Wijkwinkelcentra floreren in coronatijd
De gevolgen van de coronamaatregelen zijn overal merkbaar. Vaak zijn deze negatief, al zijn er zeker ook positieve berichten te melden. Een goed voorbeeld hiervan zijn de wijkwinkelcentra. Zij zijn een interessant beleggingsobject voor beleggers. Maar wat zit er precies achter het succes van de wijkwinkelcentra? En wat betekent dit voor de beleggingsstrategie?

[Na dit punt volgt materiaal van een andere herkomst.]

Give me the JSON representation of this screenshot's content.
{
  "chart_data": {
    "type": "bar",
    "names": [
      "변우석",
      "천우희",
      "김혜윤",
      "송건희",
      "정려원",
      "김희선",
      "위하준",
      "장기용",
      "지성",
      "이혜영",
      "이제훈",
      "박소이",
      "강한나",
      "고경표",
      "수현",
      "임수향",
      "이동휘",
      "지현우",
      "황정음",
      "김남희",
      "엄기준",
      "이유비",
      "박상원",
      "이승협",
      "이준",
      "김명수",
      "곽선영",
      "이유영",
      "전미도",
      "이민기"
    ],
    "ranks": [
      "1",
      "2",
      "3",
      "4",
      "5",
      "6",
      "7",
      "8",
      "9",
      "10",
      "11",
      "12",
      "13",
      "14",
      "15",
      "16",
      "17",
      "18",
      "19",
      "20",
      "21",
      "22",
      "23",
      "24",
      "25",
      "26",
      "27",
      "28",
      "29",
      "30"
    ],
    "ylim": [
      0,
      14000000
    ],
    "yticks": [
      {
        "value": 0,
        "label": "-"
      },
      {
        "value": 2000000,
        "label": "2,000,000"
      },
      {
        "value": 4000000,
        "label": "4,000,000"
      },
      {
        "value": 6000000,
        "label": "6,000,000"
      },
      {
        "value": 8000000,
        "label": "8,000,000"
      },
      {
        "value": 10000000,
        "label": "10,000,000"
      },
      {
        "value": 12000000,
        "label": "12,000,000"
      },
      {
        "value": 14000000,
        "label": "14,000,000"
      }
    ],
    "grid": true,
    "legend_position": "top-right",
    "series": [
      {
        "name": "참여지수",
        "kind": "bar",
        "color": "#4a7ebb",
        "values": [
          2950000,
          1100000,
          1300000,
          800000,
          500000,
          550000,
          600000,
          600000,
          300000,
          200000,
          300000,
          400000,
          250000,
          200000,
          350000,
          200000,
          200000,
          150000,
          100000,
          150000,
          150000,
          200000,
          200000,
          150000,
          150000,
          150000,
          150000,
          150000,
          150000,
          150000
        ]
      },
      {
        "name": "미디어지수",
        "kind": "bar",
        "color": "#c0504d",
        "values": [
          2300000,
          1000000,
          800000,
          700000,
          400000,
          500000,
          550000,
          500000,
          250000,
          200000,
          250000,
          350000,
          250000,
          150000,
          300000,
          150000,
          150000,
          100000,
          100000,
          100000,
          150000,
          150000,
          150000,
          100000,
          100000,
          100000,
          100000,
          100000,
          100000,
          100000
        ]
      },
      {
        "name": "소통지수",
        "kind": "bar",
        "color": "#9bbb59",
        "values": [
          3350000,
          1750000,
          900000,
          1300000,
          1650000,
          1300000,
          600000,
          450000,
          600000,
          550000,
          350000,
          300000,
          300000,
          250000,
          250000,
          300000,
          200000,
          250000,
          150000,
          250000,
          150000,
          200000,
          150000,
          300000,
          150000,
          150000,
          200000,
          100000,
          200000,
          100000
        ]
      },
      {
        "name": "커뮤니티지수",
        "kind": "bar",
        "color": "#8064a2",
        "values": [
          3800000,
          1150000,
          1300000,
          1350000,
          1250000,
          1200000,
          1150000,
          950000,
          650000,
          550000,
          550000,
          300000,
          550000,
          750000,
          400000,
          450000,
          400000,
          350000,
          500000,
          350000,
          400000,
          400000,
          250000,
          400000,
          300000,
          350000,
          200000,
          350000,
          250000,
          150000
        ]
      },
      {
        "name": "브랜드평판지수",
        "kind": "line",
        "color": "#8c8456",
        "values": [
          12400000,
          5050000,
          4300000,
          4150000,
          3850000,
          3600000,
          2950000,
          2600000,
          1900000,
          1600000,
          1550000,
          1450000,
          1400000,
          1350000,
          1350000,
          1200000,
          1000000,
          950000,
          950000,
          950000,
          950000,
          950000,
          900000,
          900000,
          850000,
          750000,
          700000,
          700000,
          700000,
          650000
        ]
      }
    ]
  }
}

Meer topcentra en minder leegstand wijzen op succes wijkwinkelcentra
De wijkwinkelcentra in Nederland functioneren goed en zelfs beter dan voor de uitbraak van corona. De afgelopen tijd hebben wijkwinkelcentra zich succesvol aangepast aan de veranderde behoeften van de consument. Dit concludeert Colliers in haar rapport ‘Wijkwinkelcentra in Nederland’ van december 2021.
In haar onderzoek uit 2019 deelde zij de wijkwinkelcentra in vier categorieën in: probleem-, risico-, kans- en topcentra. Sinds 2019 is het aantal topcentra gestegen van 208 naar 217 centra. Kenmerken van een topcentrum zijn weinig langdurige leegstand (< 5%) en veel dagelijks aanbod (> 60%). Tegelijk daalde het aantal probleemcentra van 34 naar 31 centra. In deze centra is veel langdurige leegstand (> 15%) en weinig dagelijks aanbod (< 60%).
Een andere aanwijzing voor het groeiende succes van de wijkwinkelcentra is de leegstand. Deze is van bijna 7% in 2019 gedaald naar 6% in 2021. Dit is flink lager dan de gemiddelde leegstand in de retail in het derde kwartaal van 2021. JLL stelt deze in haar kwartaalrapportage op 10%.
Succes door strategie en metamorfose
Dat succes zelden vanzelf komt, geldt ook voor wijkwinkelcentra. De succesvolle wijkwinkelcentra hebben namelijk een grote metamorfose ondergaan. In de afgelopen twee jaar daalde het aantal bankfilialen, verzekerings-, reis- en uitzendbureaus. Dit geldt ook voor mode- en schoenenwinkels. En ook videotheken zijn zeldzaam geworden. Deze sectoren voelen de opmars van digitale dienstverlening.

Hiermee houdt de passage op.